Netflix Streaming: Violence is a Form of Rebirth: White Noise (2022) - Reviewed

 

All photos courtesy of Netflix


In the opening act of White Noise (2022) Professor Murray Siskind (played by an intense Don Cheadle) speaks to his class about the emotional appeal of car crashes in film. Why are audiences excited by them? Siskind seems to think it's indicative of the ingenuity of American cinema, not unlike children smashing toy cars together while playing. If one can look past the violence of them, he muses, there is a kind of innocent beauty in the destruction. 

While watching this movie I felt like Noah Baumbach was asking the same from me, a plea to ignore all of the strange asides, stilted dialogue, and hammy performances and just enjoy the pure craft. Unfortunately, these negatives were just too distracting, and despite fleeting moments of cleverness and poignancy, the script is too haphazard and chaotic for me to ground myself into the narrative.

Adam Driver plays Jack Gladney, a professor of Hitler Studies who outside of his work has a somewhat normal life.

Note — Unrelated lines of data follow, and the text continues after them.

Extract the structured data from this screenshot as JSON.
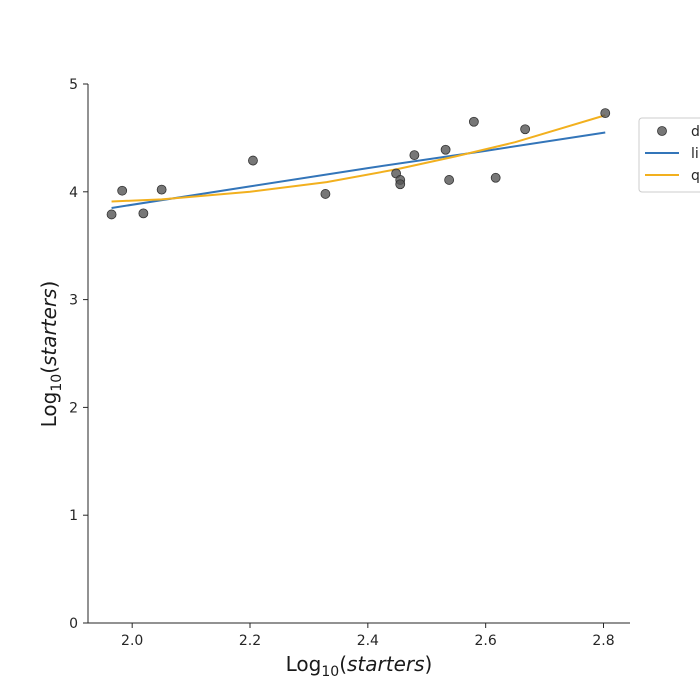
{
  "chart_data": {
    "type": "scatter",
    "xlabel": {
      "prefix": "Log",
      "sub": "10",
      "open": "(",
      "var": "starters",
      "close": ")"
    },
    "ylabel": {
      "prefix": "Log",
      "sub": "10",
      "open": "(",
      "var": "starters",
      "close": ")"
    },
    "xlim": [
      1.925,
      2.845
    ],
    "ylim": [
      0,
      5
    ],
    "xticks": [
      "2.0",
      "2.2",
      "2.4",
      "2.6",
      "2.8"
    ],
    "xtick_values": [
      2.0,
      2.2,
      2.4,
      2.6,
      2.8
    ],
    "yticks": [
      "0",
      "1",
      "2",
      "3",
      "4",
      "5"
    ],
    "ytick_values": [
      0,
      1,
      2,
      3,
      4,
      5
    ],
    "grid": false,
    "legend_position": "right, partially cut off",
    "series": [
      {
        "name": "d",
        "kind": "scatter",
        "color": "#555555",
        "x": [
          1.965,
          1.983,
          2.019,
          2.05,
          2.205,
          2.328,
          2.448,
          2.455,
          2.455,
          2.479,
          2.532,
          2.538,
          2.58,
          2.617,
          2.667,
          2.803
        ],
        "y": [
          3.79,
          4.01,
          3.8,
          4.02,
          4.29,
          3.98,
          4.17,
          4.11,
          4.07,
          4.34,
          4.39,
          4.11,
          4.65,
          4.13,
          4.58,
          4.73
        ]
      },
      {
        "name": "li",
        "kind": "line",
        "color": "#3375b9",
        "x": [
          1.965,
          2.2,
          2.4,
          2.6,
          2.803
        ],
        "y": [
          3.85,
          4.05,
          4.22,
          4.38,
          4.55
        ]
      },
      {
        "name": "q",
        "kind": "line",
        "color": "#f2b01e",
        "x": [
          1.965,
          2.05,
          2.2,
          2.33,
          2.45,
          2.55,
          2.65,
          2.803
        ],
        "y": [
          3.91,
          3.93,
          4.0,
          4.09,
          4.21,
          4.33,
          4.46,
          4.71
        ]
      }
    ]
  }
}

His current wife Babette (Greta Gerwig) is neurotic but supportive, and his precocious children are independent and thriving. Jack's life is thrown into disarray when a train carrying toxic chemicals crashes near his city and is dubbed a "Airborne Toxic Event" forcing him and his family to flee. On top of all this, he discovers his wife has been secretly taking an untested street drug called Dylar for an unknown ailment. 




True to the title of the film, if one were to compare the different plot lines happening simultaneously to frequencies, it would indeed be considered cinematic "white noise"--so many things are happening at once it becomes impossible to discern one single theme clearly. Though the book this film is based on was written in 1985, far predating the pandemic, the Airborne Toxic Event slides easily into a metaphor for the past two years with Baumbach having the characters wear masks (to protect against the noxious fumes, you see) and lambasting the conflicting reports and media frenzy that ensued during the emergency. It feels shoehorned in and White Noise doesn't offer any commentary on it besides drawing obvious parallels. 

The main theme that peeks its head above all the pandemonium is how people deal with getting older and contemplating their own death. Jack has a health scare due to his exposure to the toxins and as he comes to grips with his own mortality, he also discovers that other people in his life are harboring the same feelings. On paper, all of these ideas are compelling, but in execution the lack of coalescence in Baumbach's script makes for a dizzying ride. It feels like three separate films glued together, like an anthology instead of a single focused piece of work. Every character also talks with the same "voice" spouting out complex diatribes constantly but not really saying anything of value. 

It can be argued that perhaps that is the point, that the form of the film is echoing the sentiment being expressed, which is that the minutia of daily life is often overwhelming and baffling. If that is the intent it certainly succeeded, but at the cost of clarity and empathy for the characters.